Reference: Why do dogs wag their tails?

The sick chimps

It's not only animals who transfer disease causing microbes to humans but the reverse is also true. Remember how you were asked to stay away from your pets if you caught COVID-19. The cases of cheetah and deers getting affected of COVID-19 were also reported, which created a fear of SARS-COV2 evolving in these animals into more deadly forms. What we overlook is how we can affect the different species especially of apes like chimpanzees and gorillas who are closely related to us. There have been disease outbreaks in the wilderness of sanctuaries because of microbes that may not harm humans that much but have been deadly for the apes. The situation is more pertinent because many of these species have such low numbers that we cannot afford to lose them to such infections. 59% of deaths of these apes which had a known cause were because of infections coming from humans.

Transmission from tourists who do not follow safety guidelines of wearing masks and not going close to the animals are one of the causes.

A study that was conducted in Kibale National Park, Uganda traced the transmission from scientists working at the Park who had young children studying in schools. By testing children, their parents and the chimpanzees' stool samples the link was established. This brought to light the unhygienic conditions of the schools where these kids used to study and the initiation of Happy Children Happy Apes program with measures like creating awareness about infections in children. It is hoped that making scientist, tourists, Park officials, and nearby residents aware would help in keeping the apes safe. 

Reference: Chimpanzees are dying from our colds — these scientists are trying to save them

Reversing memory loss

Athletes like football players often get hit by the football on their heads. Multiple mild hits on the head can cause memory loss or what is known as amnesia. It was earlier thought that such a memory loss is because of the death of neurons in the brain, an event that cannot be reversed. But in a recent study scientists have shown that this isn't true. 

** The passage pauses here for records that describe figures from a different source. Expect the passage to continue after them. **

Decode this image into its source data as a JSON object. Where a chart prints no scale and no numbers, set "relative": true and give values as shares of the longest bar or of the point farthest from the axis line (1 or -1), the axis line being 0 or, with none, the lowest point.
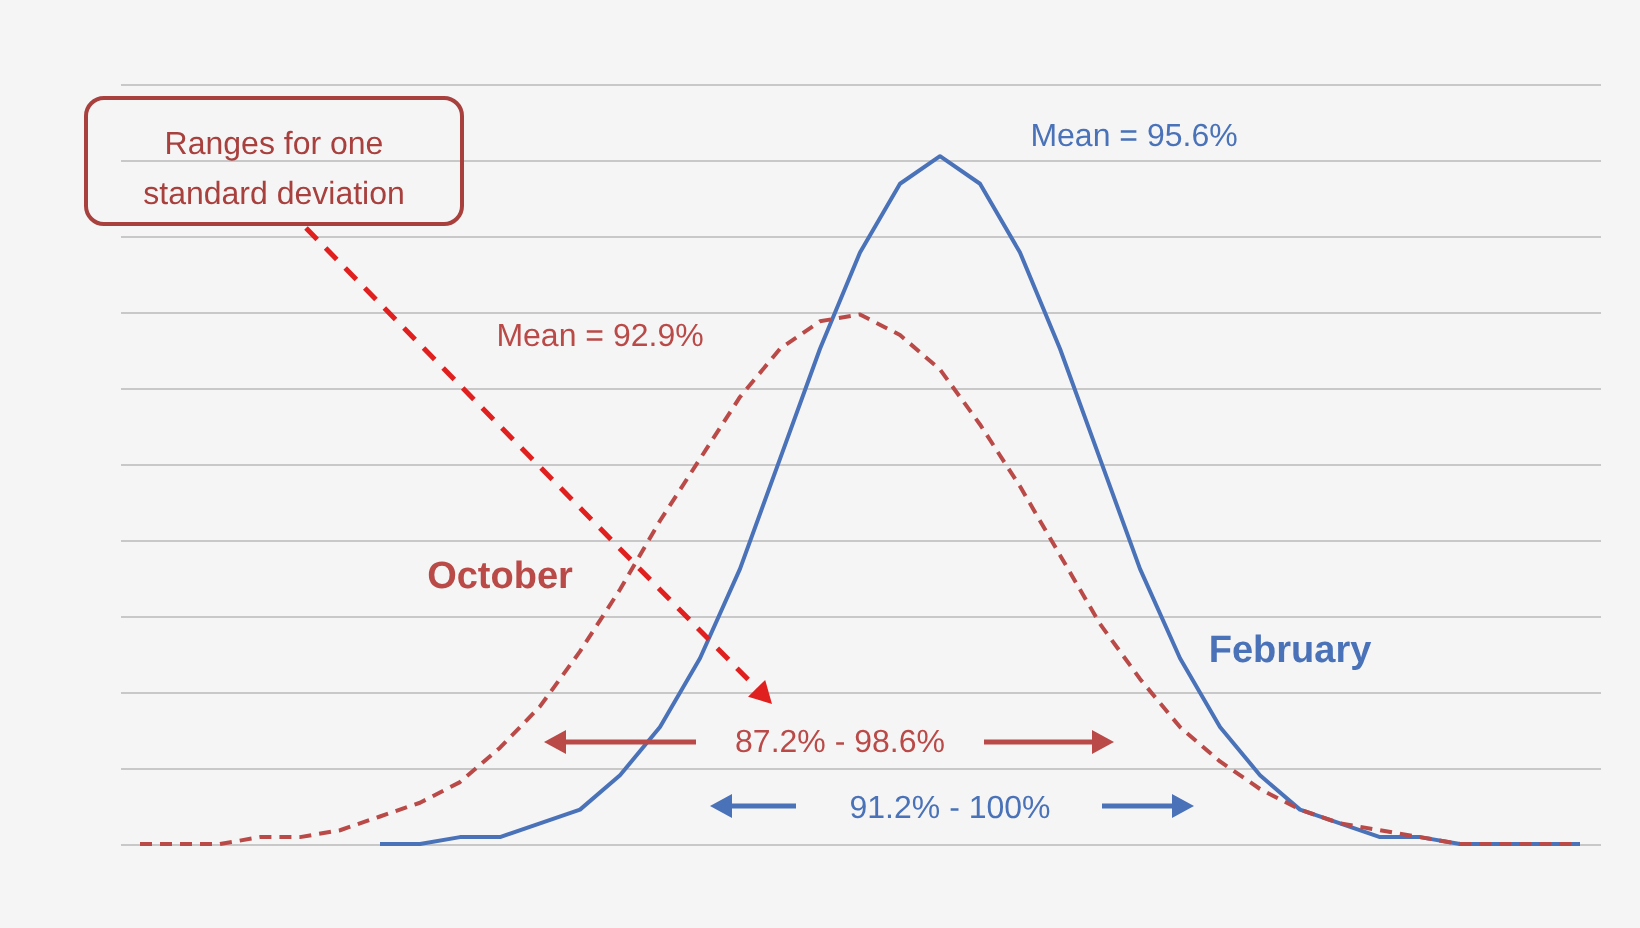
{
  "chart_data": {
    "type": "line",
    "relative": true,
    "grid": "y",
    "legend": false,
    "marker": "none",
    "categories": [
      null,
      null,
      null,
      null,
      null,
      null,
      null,
      null,
      null,
      null,
      null,
      null,
      null,
      null,
      null,
      null,
      null,
      null,
      null,
      null,
      null,
      null,
      null,
      null,
      null,
      null,
      null,
      null,
      null,
      null,
      null,
      null,
      null,
      null,
      null,
      null,
      null
    ],
    "series": [
      {
        "name": "October",
        "color": "#b94a48",
        "line_style": "dashed",
        "values": [
          0.0,
          0.0,
          0.0,
          0.01,
          0.01,
          0.02,
          0.04,
          0.06,
          0.09,
          0.14,
          0.2,
          0.28,
          0.37,
          0.47,
          0.56,
          0.65,
          0.72,
          0.76,
          0.77,
          0.74,
          0.69,
          0.61,
          0.52,
          0.42,
          0.32,
          0.24,
          0.17,
          0.12,
          0.08,
          0.05,
          0.03,
          0.02,
          0.01,
          0.0,
          0.0,
          0.0,
          0.0
        ]
      },
      {
        "name": "February",
        "color": "#4a72b8",
        "line_style": "solid",
        "values": [
          null,
          null,
          null,
          null,
          null,
          null,
          0.0,
          0.0,
          0.01,
          0.01,
          0.03,
          0.05,
          0.1,
          0.17,
          0.27,
          0.4,
          0.56,
          0.72,
          0.86,
          0.96,
          1,
          0.96,
          0.86,
          0.72,
          0.56,
          0.4,
          0.27,
          0.17,
          0.1,
          0.05,
          0.03,
          0.01,
          0.01,
          0.0,
          0.0,
          0.0,
          0.0
        ]
      }
    ],
    "annotations": [
      "Mean = 95.6%",
      "Mean = 92.9%",
      "87.2% - 98.6%",
      "91.2% - 100%",
      "Ranges for one standard deviation"
    ]
  }
}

They gave multiple mild head injuries to mice to see the effects on its memory. These mice had neurons tagged in a manner that the scientists can switch them on and off. What they discovered was it is the connections between the neurons that are responsible for remembering a memory get affected and when the scientists switched on the specific neurons they could reverse the memory loss seen after the head injuries.

Although, we are still too far from using this finding in humans but what gives hope is the possibility of reversing memory loss in instances of mild brain injuries.